Indicating the time and potential error involved in manually measuring saggital alignment, researchers from the Departments of Orthopaedic Surgery and Radiology at the Icahn School of Medicine at Mount Sinai in New York tested a new fully automated measurement of spinopelvic parameters from lateral lumbar radiographs.
Their work, “Deep Learning Automates Measurement of Spinopelvic Parameters on Lateral Lumbar Radiographs,” appears in the December 1, 2020 edition of Spine.
Samuel K. Cho M.D. is an orthopedic surgeon at Mount Sinai and was a co-author on this work. He told OSN, “Our lab is dedicated to improving patient outcomes following spine surgery. Recently, AI has been shown to be a powerful tool in almost all sectors of society, including medicine. We decided to apply this technology to spine surgery and naturally led to our work.”
Previously, Dr. Cho and colleagues published work on automating the measurement of the L1-S1 Cobb angle with standard weight-bearing lateral spine radiographs.
Here, they sought to build on that research by improving spine segmentation results and label the thoracolumbar vertebral bodies and the sacrum and femoral heads. They also set out to measure pelvic incidence, pelvic tilt, and sacral slope—and validate their accuracy and precision against surgeon/manual measurements. Finally, they aimed to create an algorithm that can obtain measurements with instrumentation present.
The researchers used data from 816 sequential patients who received lateral lumbar radiographs between June 27, 2011 and July 23, 2012. They wrote, “Images from 816 patients receiving lateral lumbar radiographs were collected sequentially and used to develop a convolutional neural network (CNN) segmentation algorithm. 653 (80%) of these radiographs were used to train and validate the CNN. This CNN was combined with a computer vision algorithm to create a pipeline for the fully- automated measurement of spinopelvic parameters from lateral lumbar radiographs.
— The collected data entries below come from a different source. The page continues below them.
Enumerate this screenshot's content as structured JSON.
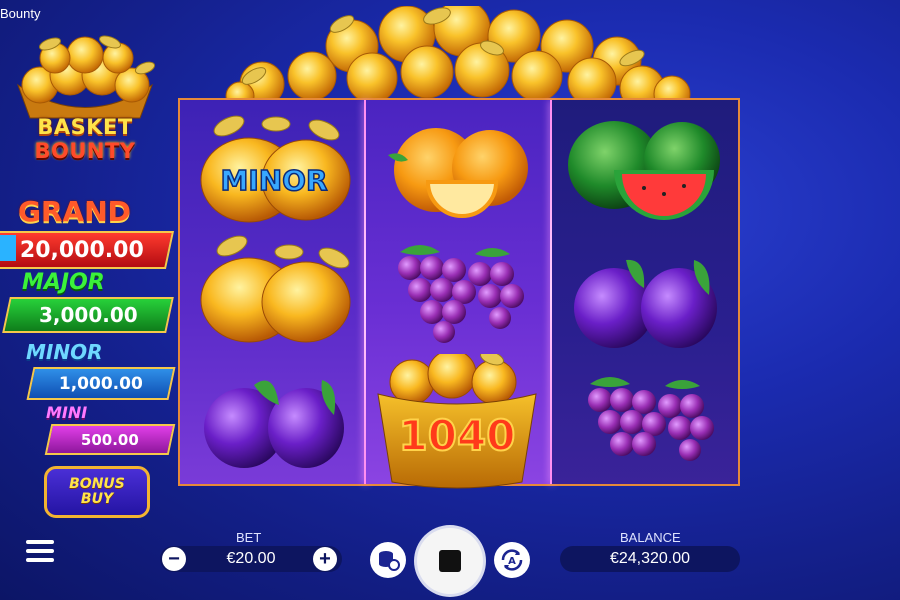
{
  "window_title": "Bounty",
  "logo": {
    "line1": "BASKET",
    "line2": "BOUNTY"
  },
  "jackpots": {
    "grand": {
      "label": "GRAND",
      "value": "20,000.00",
      "color": "#ff3b2e"
    },
    "major": {
      "label": "MAJOR",
      "value": "3,000.00",
      "color": "#27d13a"
    },
    "minor": {
      "label": "MINOR",
      "value": "1,000.00",
      "color": "#2f8fe8"
    },
    "mini": {
      "label": "MINI",
      "value": "500.00",
      "color": "#e13fe8"
    }
  },
  "bonus_buy": {
    "line1": "BONUS",
    "line2": "BUY"
  },
  "reels": {
    "columns": [
      [
        "golden-apples-minor",
        "golden-apples",
        "plums"
      ],
      [
        "oranges",
        "grapes",
        "golden-basket-1040"
      ],
      [
        "watermelons",
        "plums",
        "grapes"
      ]
    ],
    "minor_badge": "MINOR",
    "basket_value": "1040"
  },
  "bottom_bar": {
    "bet_label": "BET",
    "bet_value": "€20.00",
    "balance_label": "BALANCE",
    "balance_value": "€24,320.00",
    "icons": [
      "menu-icon",
      "minus-icon",
      "plus-icon",
      "settings-icon",
      "stop-icon",
      "autoplay-icon"
    ]
  },
  "colors": {
    "frame": "#e68a3a",
    "gold": "#f5b321",
    "background": "#1b2bb0"
  }
}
The remaining 163 (20%) of radiographs were used to test this pipeline. 40 radiographs were selected from the test set and manually measured by three surgeons for comparison.”
“Algorithm measurements of L1-S1 cobb angle, pelvic incidence, pelvic tilt, and sacral slope were not significantly different from surgeon measurement. In comparison to gold standard measurement, the algorithm performed with a similar mean absolute difference to spine surgeons for L1-S1 Cobb angle (4.30 ± 4.14° vs 4.99 ± 5.34 ̊), pelvic tilt (2.14 ± 6.29 ̊ vs 1.58 ± 5.97 ̊), pelvic incidence (4.56 ± 5.40 ̊ vs 3.74 ± 2.89 ̊), and sacral slope (4.76 ± 6.93 ̊ vs 4.75 ± 5.71 ̊).”
“We were surprised to learn that the AI model that we developed worked as well as it did, meaning it yielded results on par with human surgeons,” said Dr. Cho to OSN. “AI is a powerful tool that can help improve the care that we provide to our patients. Our study is hopefully one example among many in terms of how it can actually do that.”